“Or some of your sheep?”

“What should I care—they’re my master’s.”

“Your purse, then?”

“Purse!” growled the shepherd, “no great loss, if I had, for it’s always empty.”

“Ah! I think I can guess what’s the matter,” said the fairy: “you are wishing to be rich, and discontented because you are poor. But, prithee, now listen to me. Once upon a time, when we fairies used to mix much more with mankind than we do at present, we learnt many of their pernicious customs; and seeing the high store they set by money, and the uses to which they applied it, we (in an evil hour) resolved to have money of our own. Nature had ready coined it to our hands, in the gold and silver seeds of flowers, and these we stored up, and made our circulating medium. Then came amongst us, envy, avarice, dishonesty. Instead of being, as heretofore, the protectors of the beautiful flowers, we became their ravagers; instead of the most benevolent and happy little creatures in the world, we became a discontented, malevolent, and restless race. We began to dislike our native dells and dingles, and to haunt, more than ever, the habitations of man. We knew well enough, however, that the cause of all our misery had been our foolish imitation of their practices; and with a view to revenge, many a sorry trick and mischievous prank did we delight to play them—as, doubtless, you may have often heard. This, however, availed us nothing; and, at last, growing tired of such profitless vengeance, we made up our minds to return entirely to our shady recesses, and, what was better, to our ancient habits. Truly, it cost some of us not a little to part with our stores of golden treasure; but at last we all agreed to throw away our money; and having then no further use for our purses, we hung them up, as memorials of our folly, upon the most ugly and worthless weeds we could discover, where you may even now behold them.”

The fairy, as she spoke, pointed out to the shepherd some mean, ragged-looking plants which grew beside him; and, sure enough, there he saw suspended, the little triangular pods or purses, of which she had been speaking.

They proved more useful to him than they had done to their former possessors; for the common weed to which they were attached, could never in future, cross his path, without reminding him of the lesson of his fairy monitress; taught by which, he soon found that, in the enjoyment of a contented mind, a light purse need not always make a heavy heart.
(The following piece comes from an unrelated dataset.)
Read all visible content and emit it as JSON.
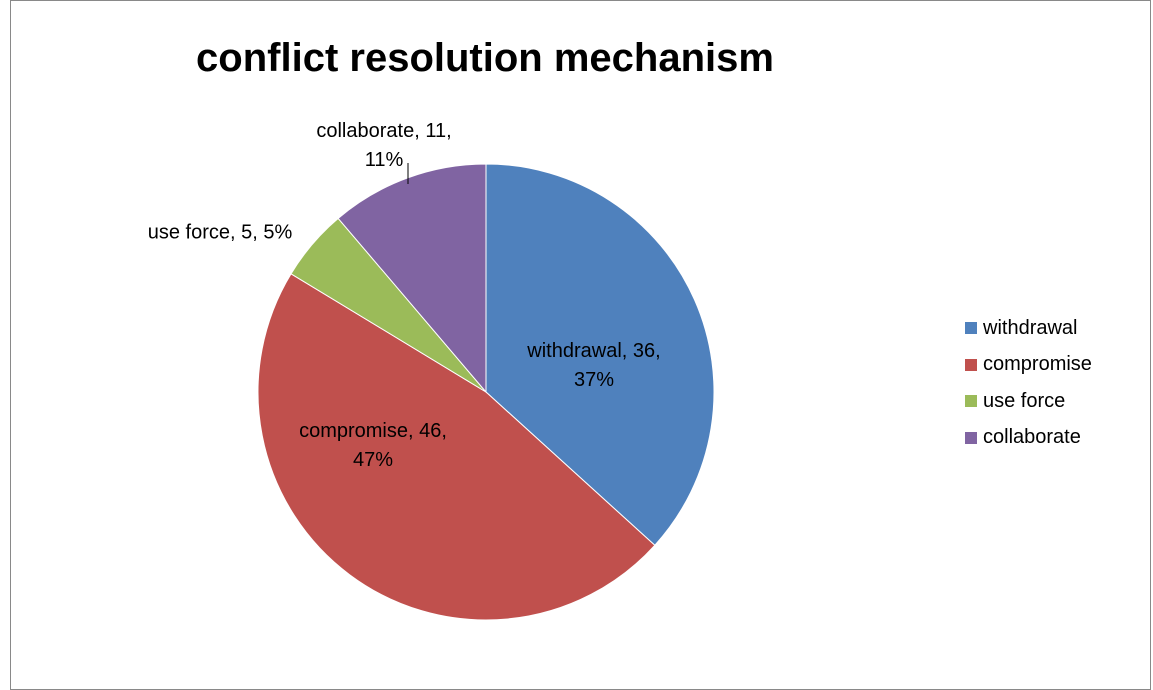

Note.—Shepherd’s purse, or wedge-shaped treacle-mustard, one of our commonest road-side weeds, varying greatly in the size and form of its leaves. “It flowers from spring to the end of autumn, and ripens copiously its triangular pole or pouches, whence its name,—distinguished from all other British plants. The root is tapering, and exhales a peculiar scent when pulled out of the ground. Small birds are fond of the seeds and young flowers.”—[Sowerby’s English Botany.